Field of Science

Showing posts with label snowdrops. Show all posts
Showing posts with label snowdrops. Show all posts

Harbingers of spring

TPP had the opportunity to have a walk around the gardens.  Signs of spring are everywhere.  The witch-hazel are flowering, as are the snowdrops.  Winter aconite is lifting its flowers and showing the bright yellow perianth, although it appears to be growing in a new location, so it seeded in or some new corms were planted and TPP doesn't remember.  Now let's check the date: Feb. 25th.  Yes, that's early, but witch-hazel has flowered earlier by a week or so on several occasions; this would set a new record for the winter aconite which has never flowered before March 5 before.  This is only about 3 days earlier for snowdrops.  No idea which of these harbingers is most reliable.  The buds are swelling on the silver maple trees, and the filbert pollen catkins have elongated.  Got a bit of snowy rain but nothing to really discourage these real early flowers.  Picked a couple of forsythia branches to see it we can force some early flowers.

At long last spring?

Yesterday was the vernal equinox, a bit of a misnomer because if TPP understands it correctly, the night and day light hours are not exactly equal because of something or other about when the day is declared started and finished.  But this doesn't matter because spring is declared when our plants start to flower. Today the snowdrops, one small cluster, were declared in flower, our first flowers of the 2014 season, so it's spring. Today was the first day the Phactors took a tour of the estate, and the damage was pretty grim, a combination of bad bun-buns and severe cold. Both took a toll.
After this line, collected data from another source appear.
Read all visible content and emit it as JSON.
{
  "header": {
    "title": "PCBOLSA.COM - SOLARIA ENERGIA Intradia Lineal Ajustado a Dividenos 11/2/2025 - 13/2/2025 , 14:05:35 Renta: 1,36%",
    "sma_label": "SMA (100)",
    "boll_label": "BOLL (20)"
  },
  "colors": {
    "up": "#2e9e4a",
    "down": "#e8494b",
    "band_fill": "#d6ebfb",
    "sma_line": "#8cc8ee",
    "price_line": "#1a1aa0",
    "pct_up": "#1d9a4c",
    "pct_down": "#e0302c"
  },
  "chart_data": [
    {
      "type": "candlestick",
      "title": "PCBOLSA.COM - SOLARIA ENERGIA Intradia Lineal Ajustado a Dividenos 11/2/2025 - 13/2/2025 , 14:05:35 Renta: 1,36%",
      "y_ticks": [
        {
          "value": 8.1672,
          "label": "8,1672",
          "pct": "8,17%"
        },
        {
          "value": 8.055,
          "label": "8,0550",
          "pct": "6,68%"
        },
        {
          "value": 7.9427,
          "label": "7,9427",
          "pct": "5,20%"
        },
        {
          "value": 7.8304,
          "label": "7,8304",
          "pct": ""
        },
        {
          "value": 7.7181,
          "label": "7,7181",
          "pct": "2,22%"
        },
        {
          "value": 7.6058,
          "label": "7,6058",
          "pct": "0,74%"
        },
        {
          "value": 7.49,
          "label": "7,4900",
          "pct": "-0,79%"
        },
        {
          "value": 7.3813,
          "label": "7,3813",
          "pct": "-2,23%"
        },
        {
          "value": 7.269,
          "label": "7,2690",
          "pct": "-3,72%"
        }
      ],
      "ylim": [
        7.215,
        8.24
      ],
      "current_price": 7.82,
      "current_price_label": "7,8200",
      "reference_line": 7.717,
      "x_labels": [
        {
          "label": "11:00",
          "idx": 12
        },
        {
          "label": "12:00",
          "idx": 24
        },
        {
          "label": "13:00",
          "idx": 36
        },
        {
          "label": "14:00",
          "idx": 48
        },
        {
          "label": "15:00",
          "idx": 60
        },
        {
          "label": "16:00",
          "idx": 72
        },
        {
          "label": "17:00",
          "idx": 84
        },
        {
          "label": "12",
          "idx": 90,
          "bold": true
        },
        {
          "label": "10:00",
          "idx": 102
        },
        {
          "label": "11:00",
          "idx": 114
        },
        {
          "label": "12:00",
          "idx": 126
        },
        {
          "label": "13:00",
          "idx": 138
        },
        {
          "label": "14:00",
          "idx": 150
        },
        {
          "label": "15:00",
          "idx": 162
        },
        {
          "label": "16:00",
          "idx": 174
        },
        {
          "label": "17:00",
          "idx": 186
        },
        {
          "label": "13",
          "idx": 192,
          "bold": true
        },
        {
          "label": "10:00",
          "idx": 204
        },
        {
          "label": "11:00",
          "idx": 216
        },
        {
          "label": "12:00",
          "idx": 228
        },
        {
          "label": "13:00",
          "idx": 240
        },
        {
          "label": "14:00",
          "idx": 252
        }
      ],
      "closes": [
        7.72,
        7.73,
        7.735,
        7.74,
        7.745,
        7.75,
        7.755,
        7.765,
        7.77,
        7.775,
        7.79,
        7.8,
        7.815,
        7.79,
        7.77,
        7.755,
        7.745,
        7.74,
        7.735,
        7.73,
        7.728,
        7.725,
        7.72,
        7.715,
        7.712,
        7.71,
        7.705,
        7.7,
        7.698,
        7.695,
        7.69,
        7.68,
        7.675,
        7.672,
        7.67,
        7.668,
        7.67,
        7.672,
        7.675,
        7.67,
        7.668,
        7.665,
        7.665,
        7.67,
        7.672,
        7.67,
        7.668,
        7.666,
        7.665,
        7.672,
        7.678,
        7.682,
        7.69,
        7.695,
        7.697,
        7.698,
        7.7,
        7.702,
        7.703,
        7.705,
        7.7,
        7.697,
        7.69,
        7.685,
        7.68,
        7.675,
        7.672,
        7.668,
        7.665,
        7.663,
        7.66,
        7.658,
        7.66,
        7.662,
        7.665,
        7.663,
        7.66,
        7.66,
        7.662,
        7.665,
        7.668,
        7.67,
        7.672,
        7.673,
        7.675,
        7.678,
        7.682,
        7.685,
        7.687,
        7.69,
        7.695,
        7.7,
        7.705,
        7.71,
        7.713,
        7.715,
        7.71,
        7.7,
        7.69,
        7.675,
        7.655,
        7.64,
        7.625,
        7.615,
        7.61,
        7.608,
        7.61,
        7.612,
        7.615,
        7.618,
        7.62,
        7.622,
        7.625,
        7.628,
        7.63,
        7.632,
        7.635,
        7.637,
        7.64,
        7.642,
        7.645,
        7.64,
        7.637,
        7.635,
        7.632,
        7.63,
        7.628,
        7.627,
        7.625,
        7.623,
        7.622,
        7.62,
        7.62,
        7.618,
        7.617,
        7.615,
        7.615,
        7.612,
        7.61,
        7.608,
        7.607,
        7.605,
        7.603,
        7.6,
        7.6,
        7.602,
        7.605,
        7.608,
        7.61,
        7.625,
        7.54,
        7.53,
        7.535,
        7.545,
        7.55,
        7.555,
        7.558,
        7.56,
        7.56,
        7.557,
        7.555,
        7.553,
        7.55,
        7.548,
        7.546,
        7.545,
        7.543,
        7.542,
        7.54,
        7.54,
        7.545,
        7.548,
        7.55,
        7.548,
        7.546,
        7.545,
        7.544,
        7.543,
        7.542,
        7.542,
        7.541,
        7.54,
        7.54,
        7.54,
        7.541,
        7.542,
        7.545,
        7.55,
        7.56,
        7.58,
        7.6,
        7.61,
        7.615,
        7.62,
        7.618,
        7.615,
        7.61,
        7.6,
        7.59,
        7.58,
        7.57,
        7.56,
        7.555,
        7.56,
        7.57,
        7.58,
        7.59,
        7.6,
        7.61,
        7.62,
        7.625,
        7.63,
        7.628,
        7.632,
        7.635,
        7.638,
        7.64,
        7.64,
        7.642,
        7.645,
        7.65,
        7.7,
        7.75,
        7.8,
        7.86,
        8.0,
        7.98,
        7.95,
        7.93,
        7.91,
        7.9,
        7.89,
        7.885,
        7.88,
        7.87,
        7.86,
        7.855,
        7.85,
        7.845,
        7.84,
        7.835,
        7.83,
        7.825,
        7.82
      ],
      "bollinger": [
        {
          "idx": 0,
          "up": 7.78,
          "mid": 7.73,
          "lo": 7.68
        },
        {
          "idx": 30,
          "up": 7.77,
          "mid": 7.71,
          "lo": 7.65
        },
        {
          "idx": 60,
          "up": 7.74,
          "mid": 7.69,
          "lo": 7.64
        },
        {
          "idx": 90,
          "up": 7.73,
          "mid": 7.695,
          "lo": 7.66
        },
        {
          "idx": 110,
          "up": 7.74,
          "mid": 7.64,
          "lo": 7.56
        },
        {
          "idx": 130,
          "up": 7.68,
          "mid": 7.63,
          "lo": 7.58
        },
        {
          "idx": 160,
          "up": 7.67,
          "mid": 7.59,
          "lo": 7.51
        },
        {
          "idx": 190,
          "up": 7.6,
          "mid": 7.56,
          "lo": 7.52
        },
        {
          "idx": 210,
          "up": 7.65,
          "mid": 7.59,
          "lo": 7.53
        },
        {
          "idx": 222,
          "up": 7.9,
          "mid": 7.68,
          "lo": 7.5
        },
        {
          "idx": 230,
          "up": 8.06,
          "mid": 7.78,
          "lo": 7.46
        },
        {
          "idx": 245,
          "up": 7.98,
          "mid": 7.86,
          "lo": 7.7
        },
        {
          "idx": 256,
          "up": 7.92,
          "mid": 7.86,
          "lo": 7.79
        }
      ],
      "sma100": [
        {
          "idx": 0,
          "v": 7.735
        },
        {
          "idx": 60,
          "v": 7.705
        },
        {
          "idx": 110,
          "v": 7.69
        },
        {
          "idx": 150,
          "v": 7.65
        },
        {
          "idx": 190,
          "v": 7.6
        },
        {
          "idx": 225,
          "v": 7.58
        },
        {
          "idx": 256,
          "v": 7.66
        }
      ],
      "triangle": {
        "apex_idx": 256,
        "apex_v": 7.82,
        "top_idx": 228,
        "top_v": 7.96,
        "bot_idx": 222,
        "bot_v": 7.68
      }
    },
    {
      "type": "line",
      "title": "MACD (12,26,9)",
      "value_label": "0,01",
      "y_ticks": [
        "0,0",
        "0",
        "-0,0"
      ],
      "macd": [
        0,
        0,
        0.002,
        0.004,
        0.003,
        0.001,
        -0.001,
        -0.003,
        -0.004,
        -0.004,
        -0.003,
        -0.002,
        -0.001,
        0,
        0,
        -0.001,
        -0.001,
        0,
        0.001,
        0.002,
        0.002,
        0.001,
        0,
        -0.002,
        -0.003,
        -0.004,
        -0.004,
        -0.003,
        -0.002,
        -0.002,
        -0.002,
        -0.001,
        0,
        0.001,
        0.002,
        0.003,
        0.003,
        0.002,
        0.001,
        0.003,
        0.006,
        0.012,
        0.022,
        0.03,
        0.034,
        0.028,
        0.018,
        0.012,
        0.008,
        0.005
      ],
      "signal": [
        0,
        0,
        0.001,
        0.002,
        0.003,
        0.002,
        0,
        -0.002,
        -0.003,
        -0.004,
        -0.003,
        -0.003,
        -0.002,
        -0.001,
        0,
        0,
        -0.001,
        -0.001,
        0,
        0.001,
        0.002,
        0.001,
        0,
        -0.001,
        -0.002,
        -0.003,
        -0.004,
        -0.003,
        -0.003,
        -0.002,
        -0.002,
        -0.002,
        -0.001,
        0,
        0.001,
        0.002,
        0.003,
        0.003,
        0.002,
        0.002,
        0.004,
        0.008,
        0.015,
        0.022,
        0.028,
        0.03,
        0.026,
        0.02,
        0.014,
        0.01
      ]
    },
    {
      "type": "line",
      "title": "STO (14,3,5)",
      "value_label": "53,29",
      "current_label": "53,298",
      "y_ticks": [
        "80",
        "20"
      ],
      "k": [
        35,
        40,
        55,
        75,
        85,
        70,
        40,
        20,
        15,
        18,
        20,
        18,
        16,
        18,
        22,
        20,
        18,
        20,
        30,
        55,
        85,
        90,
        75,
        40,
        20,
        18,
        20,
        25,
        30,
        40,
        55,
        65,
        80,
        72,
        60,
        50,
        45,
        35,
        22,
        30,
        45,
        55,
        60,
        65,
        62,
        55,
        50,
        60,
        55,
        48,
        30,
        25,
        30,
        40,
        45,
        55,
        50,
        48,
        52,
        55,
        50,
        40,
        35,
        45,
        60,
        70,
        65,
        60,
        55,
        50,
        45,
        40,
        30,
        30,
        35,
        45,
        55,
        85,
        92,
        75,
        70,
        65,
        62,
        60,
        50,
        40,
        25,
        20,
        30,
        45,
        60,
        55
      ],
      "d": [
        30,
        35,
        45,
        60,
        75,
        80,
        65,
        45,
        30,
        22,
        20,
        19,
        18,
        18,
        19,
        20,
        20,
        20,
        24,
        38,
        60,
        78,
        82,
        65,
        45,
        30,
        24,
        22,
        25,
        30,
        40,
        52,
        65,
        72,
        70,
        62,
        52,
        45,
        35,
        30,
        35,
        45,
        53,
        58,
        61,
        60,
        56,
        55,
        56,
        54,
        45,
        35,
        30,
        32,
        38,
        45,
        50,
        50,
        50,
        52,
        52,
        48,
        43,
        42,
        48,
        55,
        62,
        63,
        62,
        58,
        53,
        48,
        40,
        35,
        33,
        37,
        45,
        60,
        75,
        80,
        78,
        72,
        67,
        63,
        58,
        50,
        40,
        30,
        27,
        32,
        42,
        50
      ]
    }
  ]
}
Spring clean up will be quite a chore.

Crazy weather

Here in the upper midwest, if you don't like the weather just wait a day and it'll change.  Fortunately the predicted ice storm failed to fully freeze leaving the predictors' record of failure for major weather events intact.  Yesterday the high temperature was 64F and new record for January 29th by 3 degrees.  Thunderstorms swept through the region giving us about an inch of badly needed precipitation.  This mid-winter thaw came immediately after the coldest week of the winter.  This morning the temperature was still in the 50s but the low tonight is predicted to be about 28F, and the low tomorrow around 2 F, a change of 62 degrees in a bit over 48 hours.  As for my snowdrops in flower, this is not good news because as tough as they are single digit freezing temperatures may be too much for them.  Lots of bulbs are pushing up, and if covered with a layer of snow they would be fine, but sticking up bereft of any insulation some leaf tips will get damaged.  The lily pond is now quite full and while almost completely frozen over previously, most of the ice has melted.  Whoosh.  The sound of battling fronts, warm, moist ones from the southwest and brutally cold dry ones from the northwest, some of that imported Great White North weather.  So what's our border policy on letting in this foreign weather?